Inspiration
I was inspired by the Google Chrome No Internet Dinosaur game, which also involves keeping a dinosaur alive for as long as possible. As that game is enjoyable — especially when there's no internet — I decided to make my own endless runner game with Santa. In other words, I made a game I would want to play.
What it does
Santa Dash has instructions to inform the user how to play, a .txt-file-stored leaderboard to add a competitive aspect, and gameplay with pause/resume, retry, and quit options. The user must press SPACE to jump over the crystals, which will move towards the player horizontally at increasingly fast speeds. The longer the player stays alive, the greater the score, and colliding with a crystal ends the game. The crystals also do not spawn at a constant distance away — it varies — which prevents a "rhythm" from being created with the jumping.
How we built it
I built the game using NetBeans with Java SE and JDK 14. I decided to create a class for every scene — one each for the Menu, Play, Instructions, Scoreboard, and Exit. Then, I made one class for the Player and another for a Crystal. I followed object-oriented programming principles, using getter/setter methods and keeping all global variables private as well. Then, I programmed scene-by-scene, starting with the menu and gameplay and ending with the scoreboard/instructions/exit.
Challenges we ran into
Updates to numerous components (jumping, moving crystals, etc) at once severely slowed down the program and made it borderline unplayable due to lagging jumps and crystals changing speeds - they do not use a wall-clock timer. Checking for a collision between two JComponents was also difficult due to the lack of a native intersects() method. To overcome the first challenge, I combined all the timers into one primary game timer so that there was only one active thread and smooth gameplay. For the collision, I just resorted to comparing coordinates.

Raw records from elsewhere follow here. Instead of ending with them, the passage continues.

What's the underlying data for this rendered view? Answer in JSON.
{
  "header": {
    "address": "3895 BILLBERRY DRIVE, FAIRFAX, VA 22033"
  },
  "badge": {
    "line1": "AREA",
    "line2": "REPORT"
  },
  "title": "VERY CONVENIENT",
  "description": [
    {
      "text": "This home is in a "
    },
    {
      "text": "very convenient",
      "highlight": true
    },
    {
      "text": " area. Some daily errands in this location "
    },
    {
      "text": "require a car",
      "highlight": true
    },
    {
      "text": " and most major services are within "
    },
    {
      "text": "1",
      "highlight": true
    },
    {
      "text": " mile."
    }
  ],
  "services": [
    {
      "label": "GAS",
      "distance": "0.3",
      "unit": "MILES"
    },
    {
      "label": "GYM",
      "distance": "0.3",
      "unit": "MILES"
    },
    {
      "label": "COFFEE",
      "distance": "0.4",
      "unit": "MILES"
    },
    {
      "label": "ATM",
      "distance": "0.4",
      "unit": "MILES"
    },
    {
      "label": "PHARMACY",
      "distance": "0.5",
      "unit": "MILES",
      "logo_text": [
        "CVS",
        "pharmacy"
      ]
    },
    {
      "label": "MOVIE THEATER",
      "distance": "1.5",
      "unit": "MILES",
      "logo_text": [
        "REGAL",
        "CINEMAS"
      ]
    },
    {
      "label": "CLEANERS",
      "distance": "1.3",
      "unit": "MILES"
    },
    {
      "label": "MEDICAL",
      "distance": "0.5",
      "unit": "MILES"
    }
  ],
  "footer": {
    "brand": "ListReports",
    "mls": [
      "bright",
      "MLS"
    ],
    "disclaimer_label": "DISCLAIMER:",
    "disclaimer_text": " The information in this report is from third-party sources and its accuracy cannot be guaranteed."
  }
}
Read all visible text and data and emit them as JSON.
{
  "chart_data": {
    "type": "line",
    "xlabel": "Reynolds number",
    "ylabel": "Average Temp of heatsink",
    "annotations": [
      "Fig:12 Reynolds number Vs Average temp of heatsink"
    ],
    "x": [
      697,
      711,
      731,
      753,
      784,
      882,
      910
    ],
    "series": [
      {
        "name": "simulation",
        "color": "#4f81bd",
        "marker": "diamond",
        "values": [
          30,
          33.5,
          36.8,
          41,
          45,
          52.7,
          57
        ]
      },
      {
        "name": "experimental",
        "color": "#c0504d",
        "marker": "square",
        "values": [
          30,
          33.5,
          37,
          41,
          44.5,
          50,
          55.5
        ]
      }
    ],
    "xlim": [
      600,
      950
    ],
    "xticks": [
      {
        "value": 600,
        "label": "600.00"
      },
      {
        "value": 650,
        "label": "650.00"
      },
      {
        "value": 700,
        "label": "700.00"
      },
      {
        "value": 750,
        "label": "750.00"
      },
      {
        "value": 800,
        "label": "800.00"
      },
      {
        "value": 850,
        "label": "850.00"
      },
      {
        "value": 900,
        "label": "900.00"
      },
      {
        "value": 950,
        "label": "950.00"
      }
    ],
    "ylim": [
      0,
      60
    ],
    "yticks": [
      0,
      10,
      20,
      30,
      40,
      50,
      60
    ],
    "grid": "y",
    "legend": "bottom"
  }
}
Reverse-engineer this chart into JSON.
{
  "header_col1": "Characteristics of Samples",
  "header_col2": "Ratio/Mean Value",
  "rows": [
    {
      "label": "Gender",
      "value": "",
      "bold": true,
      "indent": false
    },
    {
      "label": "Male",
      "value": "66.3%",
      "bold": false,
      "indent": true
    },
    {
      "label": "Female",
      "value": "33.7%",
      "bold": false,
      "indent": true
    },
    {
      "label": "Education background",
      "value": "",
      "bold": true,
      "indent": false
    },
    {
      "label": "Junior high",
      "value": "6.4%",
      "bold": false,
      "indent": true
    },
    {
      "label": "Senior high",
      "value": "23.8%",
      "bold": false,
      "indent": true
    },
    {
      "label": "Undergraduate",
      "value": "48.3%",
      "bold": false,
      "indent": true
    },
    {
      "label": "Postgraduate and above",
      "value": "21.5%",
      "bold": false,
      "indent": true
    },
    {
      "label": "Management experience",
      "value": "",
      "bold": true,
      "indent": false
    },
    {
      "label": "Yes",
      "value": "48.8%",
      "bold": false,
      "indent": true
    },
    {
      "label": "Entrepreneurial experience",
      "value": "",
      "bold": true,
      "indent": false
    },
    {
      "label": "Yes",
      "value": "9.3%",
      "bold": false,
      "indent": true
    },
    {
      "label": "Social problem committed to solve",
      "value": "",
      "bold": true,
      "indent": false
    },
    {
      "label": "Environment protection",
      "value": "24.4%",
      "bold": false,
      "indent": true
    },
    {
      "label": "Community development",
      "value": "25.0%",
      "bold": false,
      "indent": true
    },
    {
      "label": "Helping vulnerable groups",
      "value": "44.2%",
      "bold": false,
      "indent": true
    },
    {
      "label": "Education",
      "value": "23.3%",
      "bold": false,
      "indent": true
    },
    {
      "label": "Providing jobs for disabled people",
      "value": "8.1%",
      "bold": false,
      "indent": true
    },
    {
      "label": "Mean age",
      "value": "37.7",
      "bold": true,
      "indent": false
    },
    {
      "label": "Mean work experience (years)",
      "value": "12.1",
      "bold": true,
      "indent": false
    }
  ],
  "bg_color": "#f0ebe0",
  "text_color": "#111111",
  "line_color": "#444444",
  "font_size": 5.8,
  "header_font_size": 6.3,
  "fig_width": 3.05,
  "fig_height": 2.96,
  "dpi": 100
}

Accomplishments that we're proud of
I am proud of the smooth gameplay and user interactivity, as the user can choose any possible option at any point in the game. The player jumps smoothly and the crystals move smoothly as well, while pausing is instant. I am also proud of successfully making a distributable game using stock Java, rather than HSA console or Processing — both of which are significantly easier and oriented towards graphical design.
What we learned
This is my first application made using the Java GUI — specifically with Java Swing classes. I learned how to use Timers for multithreading, create a game with buttons, use ActionListener, and use inner classes to draw components onto the GUI.
What's next for Santa Dash
Right now, Santa just jumps, but a ducking element can also be added for even more entertaining gameplay. Another level can also be added with everything upside down, which would be more difficult. An option to customize the player jumping key bind (SPACE by default) would also make the program even more user-friendly.